Big six position in top 20 price deals
Provider After 12 months After 15 months After 24 months £ more than cheapest deal after 24 months
British Gas 1st 6th 10th £247
Npower 2nd 7th 17th £292
EDF 4th 10th 16th £291
Scottish Power 5th 9th 14th £284
SSE 12th 13th 13th £270
E.On 16th 15th 15th £285
Based on customers switching from one-year deal to variable tariff after 12 months
Eastern region, Mar-Aug 2016
Source: Octopus Energy

After 15 months - that is 12 months on the fixed deal and three months on an SVT - none of the big six suppliers provided the best overall deal.

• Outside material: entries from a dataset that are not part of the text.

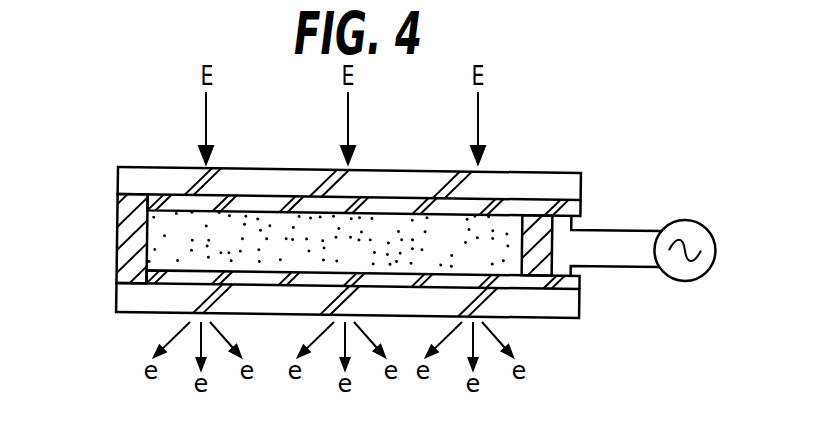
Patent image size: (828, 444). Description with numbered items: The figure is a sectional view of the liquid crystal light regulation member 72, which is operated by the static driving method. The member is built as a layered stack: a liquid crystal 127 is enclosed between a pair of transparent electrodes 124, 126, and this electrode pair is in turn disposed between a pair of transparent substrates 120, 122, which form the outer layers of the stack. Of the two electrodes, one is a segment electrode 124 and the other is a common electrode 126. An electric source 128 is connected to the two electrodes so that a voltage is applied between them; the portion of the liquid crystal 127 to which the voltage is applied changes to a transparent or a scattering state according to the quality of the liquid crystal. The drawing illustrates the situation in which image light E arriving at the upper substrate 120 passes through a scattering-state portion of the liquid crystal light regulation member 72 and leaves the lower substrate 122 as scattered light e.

The liquid crystal light regulation member 72 is at (130, 158).
The transparent substrate 120 is at (553, 167).
The transparent substrate 122 is at (556, 312).
The segment electrode 124 is at (583, 204).
The common electrode 126 is at (583, 280).
The liquid crystal 127 is at (150, 234).
The electric source 128 is at (693, 212).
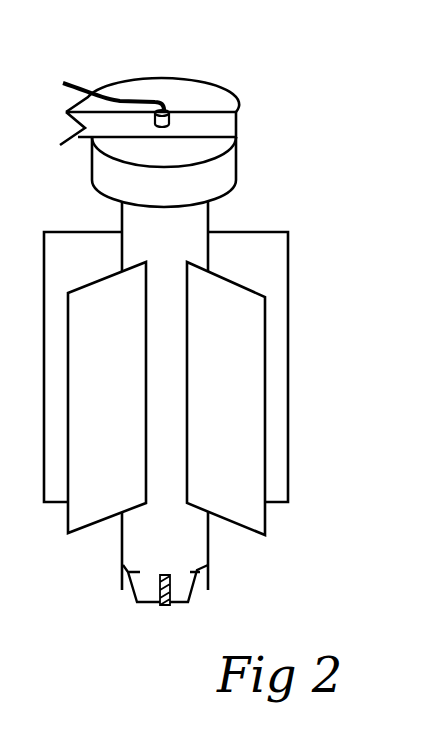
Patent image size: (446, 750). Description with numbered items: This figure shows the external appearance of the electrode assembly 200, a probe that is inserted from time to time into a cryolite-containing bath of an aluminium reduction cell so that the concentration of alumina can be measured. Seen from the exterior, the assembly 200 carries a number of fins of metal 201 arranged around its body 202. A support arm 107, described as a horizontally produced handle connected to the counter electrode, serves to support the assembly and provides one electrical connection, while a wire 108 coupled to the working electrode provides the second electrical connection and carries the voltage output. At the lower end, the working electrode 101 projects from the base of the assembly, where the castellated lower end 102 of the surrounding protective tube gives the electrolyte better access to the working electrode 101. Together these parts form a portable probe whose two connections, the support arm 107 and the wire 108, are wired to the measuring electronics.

The electrode assembly 200 is at (300, 122).
The fins of metal 201 is at (288, 435).
The housing body 202 is at (297, 198).
The support arm 107 is at (86, 128).
The wire 108 is at (102, 63).
The working electrode 101 is at (165, 608).
The connector base 102 is at (285, 590).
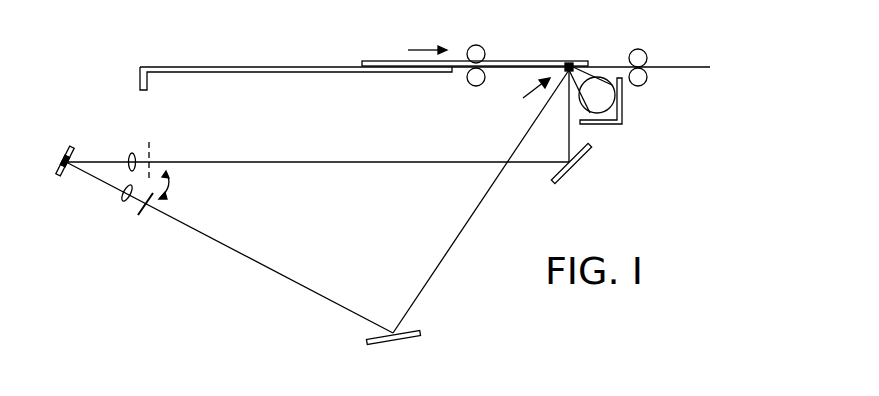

Instead the top five spots were occupied by five smaller suppliers: Octopus energy, GB energy, So Energy, Flow Energy and Places for People.

After 24 months - that is 12 months after failing to switch - Greg Jackson of Octopus said that the big six suppliers fell even further down the list.

Companies and regulators know what proportion of customers will end up on SVTs but when approached by the BBC neither would say - on grounds of commercial confidentiality.

Lawrence Slade from industry body Energy UK said: "I don't think it's in any companies interest…to have customers sitting on standard variable tariffs particularly disengaged customers….. for the very simple reason in a short while other companies will be able to market directly to your SVT customers."

But energy pricing expert Ms Waddams estimates around half of customers on one-year deals with the big six end up not switching and paying high SVTs, providing the companies with sizeable additional revenue.

"It might be 20% to 30% more," she told the BBC. "The company is certainly making a substantial amount of additional revenue."

Ms Waddams says the additional revenue stream enables the big six to offer cheaper one-year deals.

"They go further up the ladder in terms of the attractiveness of their current rate because they can subsidise it by those who aren't going to switch later. Companies that don't have a buffer of people prepared to pay a higher price and not really notice aren't able to offer such a good introductory offer because they're not playing that game."

Mr Jackson thinks energy regulators should require more transparency on price comparison websites about companies' SVTs. This is not part of regulator Ofgem's consultation on how energy deals are marketed.